Another week, another Carnival of Space. We’ve been quiet here at Urban Astronomer while I work on a new project and (on a personal note) prepare for the birth of another child. But there’s always time to curate a Carnival of Space so let’s get started.
First up is the ever-reliable Universe Today, with an article on material salvaged from a meteorite that originated on the planet Mars, which may have had a biological origin and could be proof of life.
Still with Universe Today, we look at the Philae lander, to get a better understanding of just what happened on its slow, chaotic landing.
Then comes the official blog of the Chandra X-ray Telescope. The Chandra project recently held a symposium, and one highlight for scientists who’ve worked with Chandra was a chance to meet the crew of STS-93 – the space shuttle mission which delivered the telescope into its orbit.
Another regular contributor is Cosmoquest, who this week provide two articles. First is a brief introduction to the popular “Wanderers” short film, which looks towards humanity’s future in the Solar System. Second comes an introduction to a TV documentary celebrating the life of Neil Armstrong.
The Meridiani Journal offers the next attraction with a second opinion on an earlier topic: A new study showing that carbon in a Martian meteorite is ‘likely of biological origin’. Assuming nobody proves the study wrong, this is pretty earth-shattering news!

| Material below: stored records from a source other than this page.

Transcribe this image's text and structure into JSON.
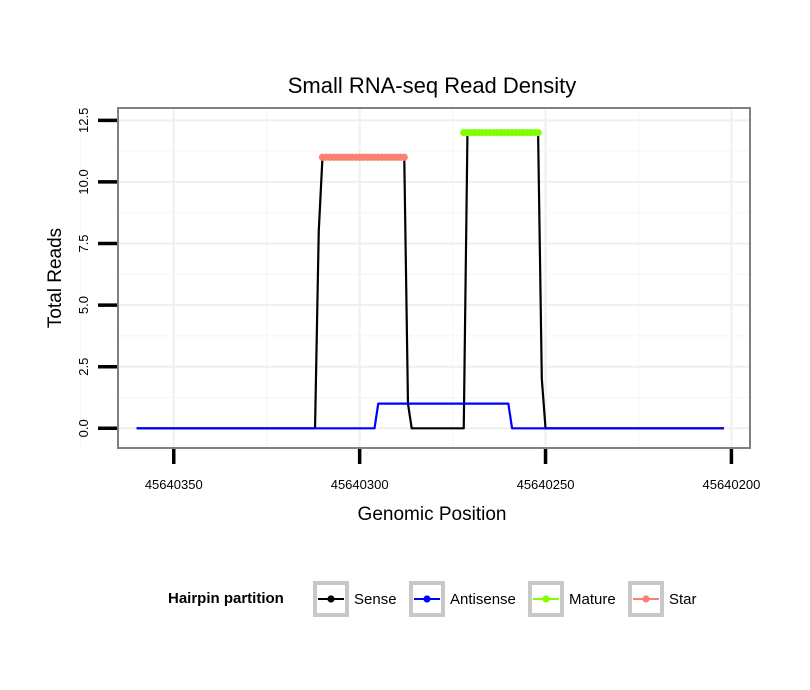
{
  "chart_data": {
    "type": "line",
    "title": "Small RNA-seq Read Density",
    "xlabel": "Genomic Position",
    "ylabel": "Total Reads",
    "x_reversed": true,
    "xlim": [
      45640365,
      45640195
    ],
    "ylim": [
      -0.8,
      13
    ],
    "x_ticks": [
      45640350,
      45640300,
      45640250,
      45640200
    ],
    "x_tick_labels": [
      "45640350",
      "45640300",
      "45640250",
      "45640200"
    ],
    "y_ticks": [
      0,
      2.5,
      5,
      7.5,
      10,
      12.5
    ],
    "y_tick_labels": [
      "0.0",
      "2.5",
      "5.0",
      "7.5",
      "10.0",
      "12.5"
    ],
    "grid": true,
    "legend": {
      "title": "Hairpin partition",
      "placement": "bottom",
      "entries": [
        "Sense",
        "Antisense",
        "Mature",
        "Star"
      ]
    },
    "series": [
      {
        "name": "Sense",
        "color": "#000000",
        "style": "line",
        "x": [
          45640360,
          45640312,
          45640311,
          45640310,
          45640288,
          45640287,
          45640286,
          45640276,
          45640272,
          45640271,
          45640252,
          45640251,
          45640250,
          45640202
        ],
        "y": [
          0,
          0,
          8,
          11,
          11,
          1,
          0,
          0,
          0,
          12,
          12,
          2,
          0,
          0
        ]
      },
      {
        "name": "Antisense",
        "color": "#0000ff",
        "style": "line",
        "x": [
          45640360,
          45640296,
          45640295,
          45640260,
          45640259,
          45640202
        ],
        "y": [
          0,
          0,
          1,
          1,
          0,
          0
        ]
      },
      {
        "name": "Mature",
        "color": "#7fff00",
        "style": "points",
        "x": [
          45640272,
          45640271,
          45640270,
          45640269,
          45640268,
          45640267,
          45640266,
          45640265,
          45640264,
          45640263,
          45640262,
          45640261,
          45640260,
          45640259,
          45640258,
          45640257,
          45640256,
          45640255,
          45640254,
          45640253,
          45640252
        ],
        "y": [
          12,
          12,
          12,
          12,
          12,
          12,
          12,
          12,
          12,
          12,
          12,
          12,
          12,
          12,
          12,
          12,
          12,
          12,
          12,
          12,
          12
        ]
      },
      {
        "name": "Star",
        "color": "#fa8072",
        "style": "points",
        "x": [
          45640310,
          45640309,
          45640308,
          45640307,
          45640306,
          45640305,
          45640304,
          45640303,
          45640302,
          45640301,
          45640300,
          45640299,
          45640298,
          45640297,
          45640296,
          45640295,
          45640294,
          45640293,
          45640292,
          45640291,
          45640290,
          45640289,
          45640288
        ],
        "y": [
          11,
          11,
          11,
          11,
          11,
          11,
          11,
          11,
          11,
          11,
          11,
          11,
          11,
          11,
          11,
          11,
          11,
          11,
          11,
          11,
          11,
          11,
          11
        ]
      }
    ]
  }
}
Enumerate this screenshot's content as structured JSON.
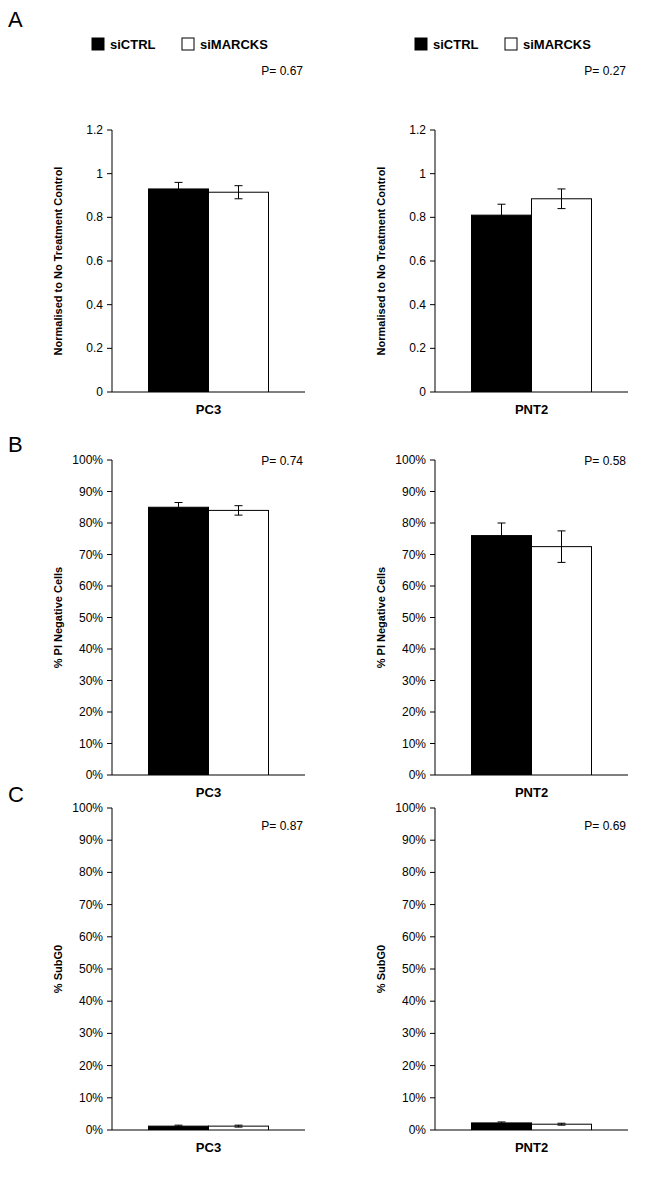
{
  "chart_data": [
    {
      "type": "bar",
      "title": "A",
      "legend": "top",
      "y_label": "Normalised to No Treatment Control",
      "categories": [
        "PC3"
      ],
      "annotations": [
        "P= 0.67"
      ],
      "ylim": [
        0,
        1.2
      ],
      "yticks": [
        0,
        0.2,
        0.4,
        0.6,
        0.8,
        1,
        1.2
      ],
      "series": [
        {
          "name": "siCTRL",
          "color": "#000000",
          "values": [
            0.93
          ],
          "errors": [
            0.03
          ]
        },
        {
          "name": "siMARCKS",
          "color": "#ffffff",
          "values": [
            0.915
          ],
          "errors": [
            0.03
          ]
        }
      ]
    },
    {
      "type": "bar",
      "legend": "top",
      "y_label": "Normalised to No Treatment Control",
      "categories": [
        "PNT2"
      ],
      "annotations": [
        "P= 0.27"
      ],
      "ylim": [
        0,
        1.2
      ],
      "yticks": [
        0,
        0.2,
        0.4,
        0.6,
        0.8,
        1,
        1.2
      ],
      "series": [
        {
          "name": "siCTRL",
          "color": "#000000",
          "values": [
            0.81
          ],
          "errors": [
            0.05
          ]
        },
        {
          "name": "siMARCKS",
          "color": "#ffffff",
          "values": [
            0.885
          ],
          "errors": [
            0.045
          ]
        }
      ]
    },
    {
      "type": "bar",
      "title": "B",
      "y_label": "% PI Negative Cells",
      "categories": [
        "PC3"
      ],
      "annotations": [
        "P= 0.74"
      ],
      "ylim": [
        0,
        100
      ],
      "yticks": [
        {
          "value": 0,
          "label": "0%"
        },
        {
          "value": 10,
          "label": "10%"
        },
        {
          "value": 20,
          "label": "20%"
        },
        {
          "value": 30,
          "label": "30%"
        },
        {
          "value": 40,
          "label": "40%"
        },
        {
          "value": 50,
          "label": "50%"
        },
        {
          "value": 60,
          "label": "60%"
        },
        {
          "value": 70,
          "label": "70%"
        },
        {
          "value": 80,
          "label": "80%"
        },
        {
          "value": 90,
          "label": "90%"
        },
        {
          "value": 100,
          "label": "100%"
        }
      ],
      "series": [
        {
          "name": "siCTRL",
          "color": "#000000",
          "values": [
            85
          ],
          "errors": [
            1.5
          ]
        },
        {
          "name": "siMARCKS",
          "color": "#ffffff",
          "values": [
            84
          ],
          "errors": [
            1.5
          ]
        }
      ]
    },
    {
      "type": "bar",
      "y_label": "% PI Negative Cells",
      "categories": [
        "PNT2"
      ],
      "annotations": [
        "P= 0.58"
      ],
      "ylim": [
        0,
        100
      ],
      "yticks": [
        {
          "value": 0,
          "label": "0%"
        },
        {
          "value": 10,
          "label": "10%"
        },
        {
          "value": 20,
          "label": "20%"
        },
        {
          "value": 30,
          "label": "30%"
        },
        {
          "value": 40,
          "label": "40%"
        },
        {
          "value": 50,
          "label": "50%"
        },
        {
          "value": 60,
          "label": "60%"
        },
        {
          "value": 70,
          "label": "70%"
        },
        {
          "value": 80,
          "label": "80%"
        },
        {
          "value": 90,
          "label": "90%"
        },
        {
          "value": 100,
          "label": "100%"
        }
      ],
      "series": [
        {
          "name": "siCTRL",
          "color": "#000000",
          "values": [
            76
          ],
          "errors": [
            4
          ]
        },
        {
          "name": "siMARCKS",
          "color": "#ffffff",
          "values": [
            72.5
          ],
          "errors": [
            5
          ]
        }
      ]
    },
    {
      "type": "bar",
      "title": "C",
      "y_label": "% SubG0",
      "categories": [
        "PC3"
      ],
      "annotations": [
        "P= 0.87"
      ],
      "ylim": [
        0,
        100
      ],
      "yticks": [
        {
          "value": 0,
          "label": "0%"
        },
        {
          "value": 10,
          "label": "10%"
        },
        {
          "value": 20,
          "label": "20%"
        },
        {
          "value": 30,
          "label": "30%"
        },
        {
          "value": 40,
          "label": "40%"
        },
        {
          "value": 50,
          "label": "50%"
        },
        {
          "value": 60,
          "label": "60%"
        },
        {
          "value": 70,
          "label": "70%"
        },
        {
          "value": 80,
          "label": "80%"
        },
        {
          "value": 90,
          "label": "90%"
        },
        {
          "value": 100,
          "label": "100%"
        }
      ],
      "series": [
        {
          "name": "siCTRL",
          "color": "#000000",
          "values": [
            1.2
          ],
          "errors": [
            0.3
          ]
        },
        {
          "name": "siMARCKS",
          "color": "#ffffff",
          "values": [
            1.2
          ],
          "errors": [
            0.3
          ]
        }
      ]
    },
    {
      "type": "bar",
      "y_label": "% SubG0",
      "categories": [
        "PNT2"
      ],
      "annotations": [
        "P= 0.69"
      ],
      "ylim": [
        0,
        100
      ],
      "yticks": [
        {
          "value": 0,
          "label": "0%"
        },
        {
          "value": 10,
          "label": "10%"
        },
        {
          "value": 20,
          "label": "20%"
        },
        {
          "value": 30,
          "label": "30%"
        },
        {
          "value": 40,
          "label": "40%"
        },
        {
          "value": 50,
          "label": "50%"
        },
        {
          "value": 60,
          "label": "60%"
        },
        {
          "value": 70,
          "label": "70%"
        },
        {
          "value": 80,
          "label": "80%"
        },
        {
          "value": 90,
          "label": "90%"
        },
        {
          "value": 100,
          "label": "100%"
        }
      ],
      "series": [
        {
          "name": "siCTRL",
          "color": "#000000",
          "values": [
            2.2
          ],
          "errors": [
            0.3
          ]
        },
        {
          "name": "siMARCKS",
          "color": "#ffffff",
          "values": [
            1.8
          ],
          "errors": [
            0.3
          ]
        }
      ]
    }
  ]
}
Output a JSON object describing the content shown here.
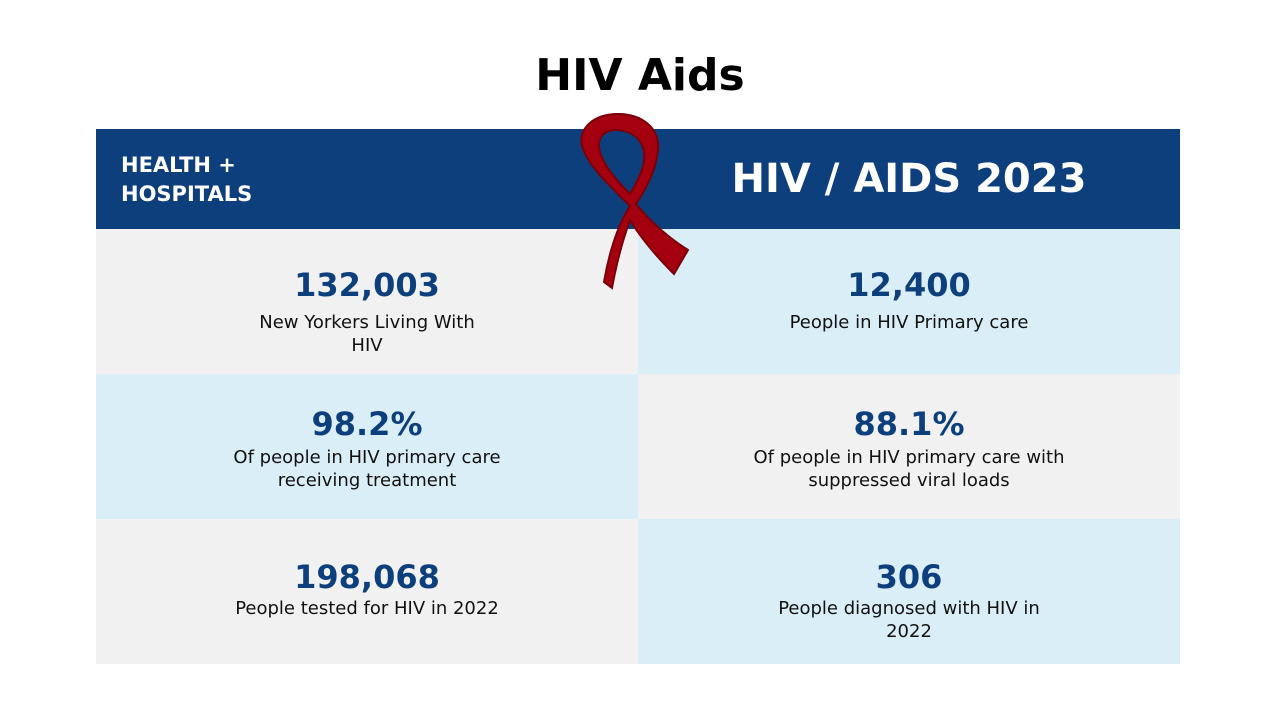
{
  "page": {
    "title": "HIV Aids"
  },
  "header": {
    "org_line1": "HEALTH +",
    "org_line2": "HOSPITALS",
    "year_title": "HIV / AIDS 2023"
  },
  "stats": [
    {
      "value": "132,003",
      "label": "New Yorkers Living With HIV"
    },
    {
      "value": "12,400",
      "label": "People in HIV Primary care"
    },
    {
      "value": "98.2%",
      "label": "Of people in HIV primary care receiving treatment"
    },
    {
      "value": "88.1%",
      "label": "Of people in HIV primary care with suppressed viral loads"
    },
    {
      "value": "198,068",
      "label": "People tested for HIV in 2022"
    },
    {
      "value": "306",
      "label": "People diagnosed with HIV in 2022"
    }
  ],
  "colors": {
    "navy": "#0d3f7d",
    "light_blue": "#daeef7",
    "light_grey": "#f1f1f1",
    "ribbon_red": "#a4000f"
  },
  "icons": {
    "ribbon": "awareness-ribbon-icon"
  }
}
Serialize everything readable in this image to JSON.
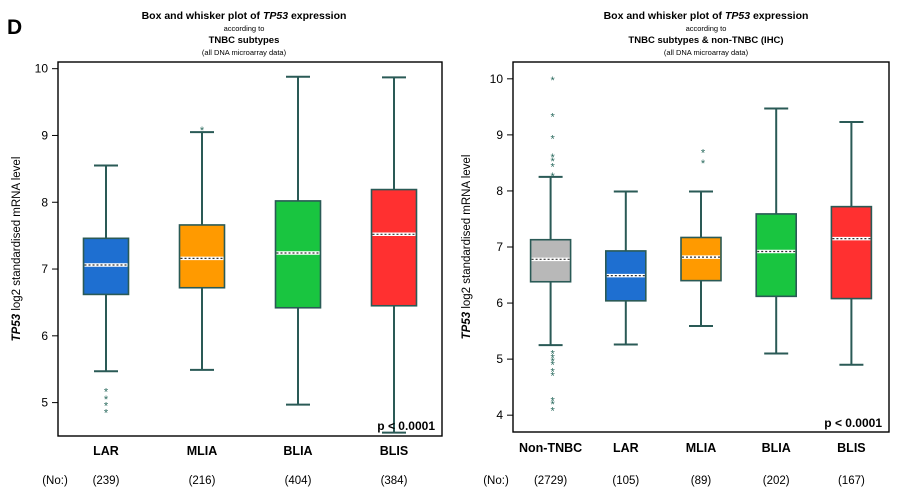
{
  "panel_label": "D",
  "count_prefix": "(No:)",
  "chart_data": [
    {
      "type": "box",
      "title_prefix": "Box and whisker plot of ",
      "title_gene": "TP53",
      "title_suffix": " expression",
      "according_to": "according to",
      "subtitle": "TNBC subtypes",
      "note": "(all DNA microarray data)",
      "ylabel_gene": "TP53",
      "ylabel_rest": " log2 standardised mRNA level",
      "ylim": [
        4.5,
        10.1
      ],
      "yticks": [
        5,
        6,
        7,
        8,
        9,
        10
      ],
      "p_value": "p < 0.0001",
      "groups": [
        {
          "name": "LAR",
          "n": "(239)",
          "color": "#1e6fd1",
          "q1": 6.62,
          "median": 7.06,
          "q3": 7.46,
          "lower": 5.47,
          "upper": 8.55,
          "outliers": [
            5.18,
            5.07,
            4.97,
            4.87
          ]
        },
        {
          "name": "MLIA",
          "n": "(216)",
          "color": "#ff9a00",
          "q1": 6.72,
          "median": 7.16,
          "q3": 7.66,
          "lower": 5.49,
          "upper": 9.05,
          "outliers": [
            9.1
          ]
        },
        {
          "name": "BLIA",
          "n": "(404)",
          "color": "#19c540",
          "q1": 6.42,
          "median": 7.24,
          "q3": 8.02,
          "lower": 4.97,
          "upper": 9.88,
          "outliers": []
        },
        {
          "name": "BLIS",
          "n": "(384)",
          "color": "#ff3030",
          "q1": 6.45,
          "median": 7.52,
          "q3": 8.19,
          "lower": 4.55,
          "upper": 9.87,
          "outliers": []
        }
      ]
    },
    {
      "type": "box",
      "title_prefix": "Box and whisker plot of ",
      "title_gene": "TP53",
      "title_suffix": " expression",
      "according_to": "according to",
      "subtitle": "TNBC subtypes & non-TNBC (IHC)",
      "note": "(all DNA microarray data)",
      "ylabel_gene": "TP53",
      "ylabel_rest": " log2 standardised mRNA level",
      "ylim": [
        3.7,
        10.3
      ],
      "yticks": [
        4,
        5,
        6,
        7,
        8,
        9,
        10
      ],
      "p_value": "p < 0.0001",
      "groups": [
        {
          "name": "Non-TNBC",
          "n": "(2729)",
          "color": "#b8b8b8",
          "q1": 6.38,
          "median": 6.78,
          "q3": 7.13,
          "lower": 5.25,
          "upper": 8.25,
          "outliers": [
            10.0,
            9.35,
            8.95,
            8.62,
            8.55,
            8.45,
            8.28,
            5.12,
            5.05,
            4.98,
            4.92,
            4.8,
            4.73,
            4.28,
            4.22,
            4.1
          ]
        },
        {
          "name": "LAR",
          "n": "(105)",
          "color": "#1e6fd1",
          "q1": 6.04,
          "median": 6.49,
          "q3": 6.93,
          "lower": 5.26,
          "upper": 7.99,
          "outliers": []
        },
        {
          "name": "MLIA",
          "n": "(89)",
          "color": "#ff9a00",
          "q1": 6.4,
          "median": 6.82,
          "q3": 7.17,
          "lower": 5.59,
          "upper": 7.99,
          "outliers": [
            8.7,
            8.52
          ]
        },
        {
          "name": "BLIA",
          "n": "(202)",
          "color": "#19c540",
          "q1": 6.12,
          "median": 6.92,
          "q3": 7.59,
          "lower": 5.1,
          "upper": 9.47,
          "outliers": []
        },
        {
          "name": "BLIS",
          "n": "(167)",
          "color": "#ff3030",
          "q1": 6.08,
          "median": 7.15,
          "q3": 7.72,
          "lower": 4.9,
          "upper": 9.23,
          "outliers": []
        }
      ]
    }
  ]
}
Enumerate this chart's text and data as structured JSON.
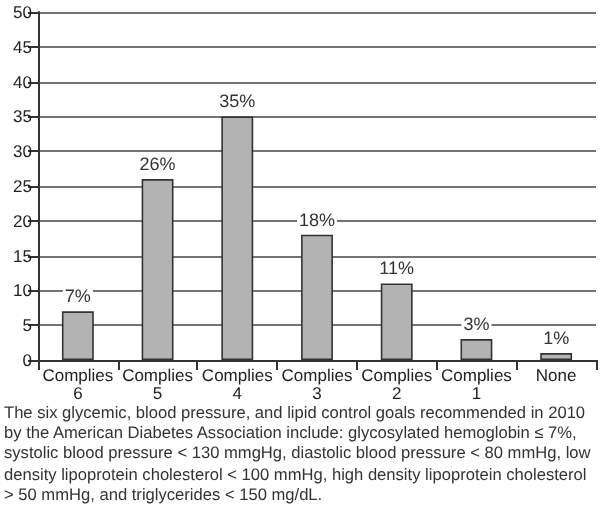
{
  "chart_data": {
    "type": "bar",
    "categories": [
      "Complies 6",
      "Complies 5",
      "Complies 4",
      "Complies 3",
      "Complies 2",
      "Complies 1",
      "None"
    ],
    "values": [
      7,
      26,
      35,
      18,
      11,
      3,
      1
    ],
    "value_labels": [
      "7%",
      "26%",
      "35%",
      "18%",
      "11%",
      "3%",
      "1%"
    ],
    "color": "#b3b3b3",
    "ylim": [
      0,
      50
    ],
    "yticks": [
      0,
      5,
      10,
      15,
      20,
      25,
      30,
      35,
      40,
      45,
      50
    ],
    "grid": "y",
    "annotations": [
      "The six glycemic, blood pressure, and lipid control goals recommended in 2010 by the American Diabetes Association include: glycosylated hemoglobin ≤ 7%, systolic blood pressure < 130 mmgHg, diastolic blood pressure < 80 mmHg, low density lipoprotein cholesterol < 100 mmHg, high density lipoprotein cholesterol > 50 mmHg, and triglycerides < 150 mg/dL."
    ]
  }
}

Then we return inevitably to Next Big Future. Their contribution opens with a short piece on ground based telescope detection of exoplanet superearths, and ends with a look at a new rocket engine being designed by private space company Blue Origin. Jeff Bezos says his vision is he wants to see millions of people living and working in space. Bezos’ private spaceflight company Blue Origin is currently working with the United Launch Alliance (ULA) to build a new liquid rocket engine called the BE-4. They plan to have rockets flying payloads with the new engine in 2019.
Finally, two items from the Space blog at io9. First, a detailed and thorough look at every stage of the long awaited launch of the Orion spacecraft on its first test flight. Sitting on top of a Delta IV heavy lift rocket, it’s an epic sight! But although Orion took the limelight, there was another test worthy of a write-up: the new Morpheus lander was tethered to a crane and allowed to show what it could do.